Perang Makin Membara
Satu pesawat Amerika Serikat (AS) ditembak jatuh di Kuwait di tengah kecamuk perang Iran vs Israel dan Washington. Kabar jatuhnya pesawat AS tersebut dikonfirmasi oleh Komando Pusat AS atau Central Command (Centcom). Meski demikian, Centcom tidak merinci jenis pesawat apa yang ditembak jatuh di Kuwait.

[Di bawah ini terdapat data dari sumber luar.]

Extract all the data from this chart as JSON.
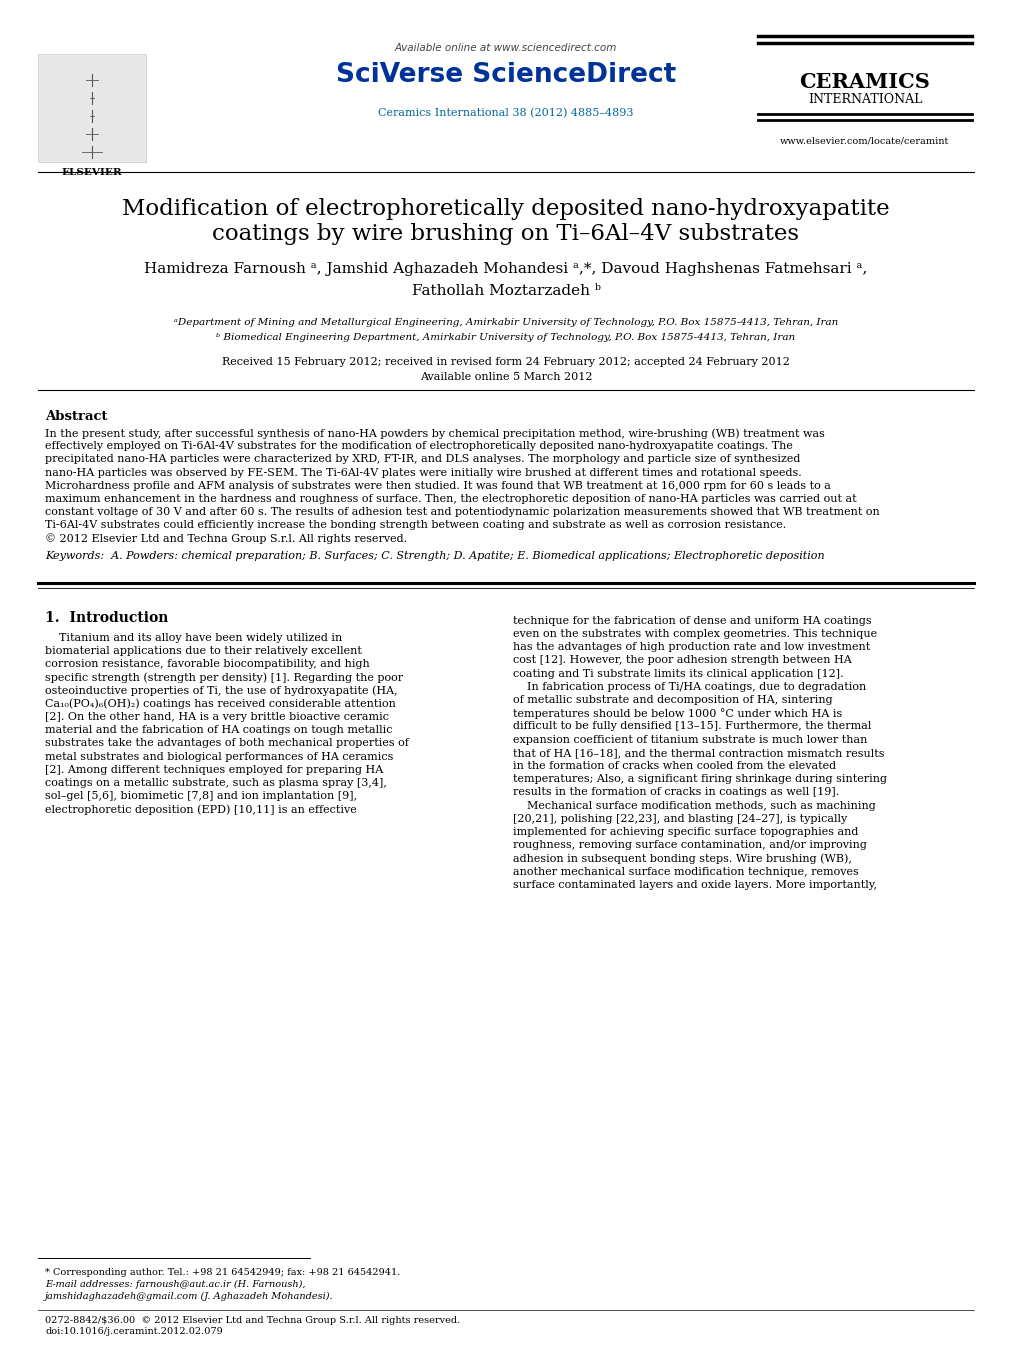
{
  "background_color": "#ffffff",
  "header": {
    "available_text": "Available online at www.sciencedirect.com",
    "available_url_color": "#006699",
    "sciverse_text": "SciVerse ScienceDirect",
    "sciverse_color": "#003399",
    "journal_ref": "Ceramics International 38 (2012) 4885–4893",
    "journal_ref_color": "#006699",
    "ceramics_title": "CERAMICS",
    "ceramics_subtitle": "INTERNATIONAL",
    "website": "www.elsevier.com/locate/ceramint"
  },
  "title_line1": "Modification of electrophoretically deposited nano-hydroxyapatite",
  "title_line2": "coatings by wire brushing on Ti–6Al–4V substrates",
  "authors": "Hamidreza Farnoush ᵃ, Jamshid Aghazadeh Mohandesi ᵃ,*, Davoud Haghshenas Fatmehsari ᵃ,",
  "authors_line2": "Fathollah Moztarzadeh ᵇ",
  "affil_a": "ᵃDepartment of Mining and Metallurgical Engineering, Amirkabir University of Technology, P.O. Box 15875-4413, Tehran, Iran",
  "affil_b": "ᵇ Biomedical Engineering Department, Amirkabir University of Technology, P.O. Box 15875-4413, Tehran, Iran",
  "received": "Received 15 February 2012; received in revised form 24 February 2012; accepted 24 February 2012",
  "available_online": "Available online 5 March 2012",
  "abstract_title": "Abstract",
  "abstract_text": "In the present study, after successful synthesis of nano-HA powders by chemical precipitation method, wire-brushing (WB) treatment was\neffectively employed on Ti-6Al-4V substrates for the modification of electrophoretically deposited nano-hydroxyapatite coatings. The\nprecipitated nano-HA particles were characterized by XRD, FT-IR, and DLS analyses. The morphology and particle size of synthesized\nnano-HA particles was observed by FE-SEM. The Ti-6Al-4V plates were initially wire brushed at different times and rotational speeds.\nMicrohardness profile and AFM analysis of substrates were then studied. It was found that WB treatment at 16,000 rpm for 60 s leads to a\nmaximum enhancement in the hardness and roughness of surface. Then, the electrophoretic deposition of nano-HA particles was carried out at\nconstant voltage of 30 V and after 60 s. The results of adhesion test and potentiodynamic polarization measurements showed that WB treatment on\nTi-6Al-4V substrates could efficiently increase the bonding strength between coating and substrate as well as corrosion resistance.\n© 2012 Elsevier Ltd and Techna Group S.r.l. All rights reserved.",
  "keywords": "Keywords:  A. Powders: chemical preparation; B. Surfaces; C. Strength; D. Apatite; E. Biomedical applications; Electrophoretic deposition",
  "intro_title": "1.  Introduction",
  "intro_left": "    Titanium and its alloy have been widely utilized in\nbiomaterial applications due to their relatively excellent\ncorrosion resistance, favorable biocompatibility, and high\nspecific strength (strength per density) [1]. Regarding the poor\nosteoinductive properties of Ti, the use of hydroxyapatite (HA,\nCa₁₀(PO₄)₆(OH)₂) coatings has received considerable attention\n[2]. On the other hand, HA is a very brittle bioactive ceramic\nmaterial and the fabrication of HA coatings on tough metallic\nsubstrates take the advantages of both mechanical properties of\nmetal substrates and biological performances of HA ceramics\n[2]. Among different techniques employed for preparing HA\ncoatings on a metallic substrate, such as plasma spray [3,4],\nsol–gel [5,6], biomimetic [7,8] and ion implantation [9],\nelectrophoretic deposition (EPD) [10,11] is an effective",
  "intro_right": "technique for the fabrication of dense and uniform HA coatings\neven on the substrates with complex geometries. This technique\nhas the advantages of high production rate and low investment\ncost [12]. However, the poor adhesion strength between HA\ncoating and Ti substrate limits its clinical application [12].\n    In fabrication process of Ti/HA coatings, due to degradation\nof metallic substrate and decomposition of HA, sintering\ntemperatures should be below 1000 °C under which HA is\ndifficult to be fully densified [13–15]. Furthermore, the thermal\nexpansion coefficient of titanium substrate is much lower than\nthat of HA [16–18], and the thermal contraction mismatch results\nin the formation of cracks when cooled from the elevated\ntemperatures; Also, a significant firing shrinkage during sintering\nresults in the formation of cracks in coatings as well [19].\n    Mechanical surface modification methods, such as machining\n[20,21], polishing [22,23], and blasting [24–27], is typically\nimplemented for achieving specific surface topographies and\nroughness, removing surface contamination, and/or improving\nadhesion in subsequent bonding steps. Wire brushing (WB),\nanother mechanical surface modification technique, removes\nsurface contaminated layers and oxide layers. More importantly,",
  "footer_left": "0272-8842/$36.00  © 2012 Elsevier Ltd and Techna Group S.r.l. All rights reserved.",
  "footer_doi": "doi:10.1016/j.ceramint.2012.02.079",
  "footnote_star": "* Corresponding author. Tel.: +98 21 64542949; fax: +98 21 64542941.",
  "footnote_email": "E-mail addresses: farnoush@aut.ac.ir (H. Farnoush),",
  "footnote_email2": "jamshidaghazadeh@gmail.com (J. Aghazadeh Mohandesi)."
}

Serangan balasan Iran terhadap beberapa target di Bahrain, Kuwait, Qatar, dan Uni Emirat Arab (UEA) juga menjadi perhatian. Pemerintah Iran pada Sabtu (28/2) mengonfirmasi serangan terhadap beberapa target di negara-negara tersebut. Korps Garda Revolusi Iran (IRGC) mengeklaim seluruh target militer Israel dan AS di Timur Tengah dihantam oleh serangan dahsyat rudal Iran.
Kesimpulan
Situasi di kawasan Timur Tengah yang semakin memanas memberi dampak terhadap jemaah umrah dan haji. Meskipun begitu, jemaah asal Balikpapan tetap tenang dan fokus menjalankan ibadah. Pemerintah terus memantau situasi dan mengimbau penundaan keberangkatan umrah sampai situasi benar-benar aman.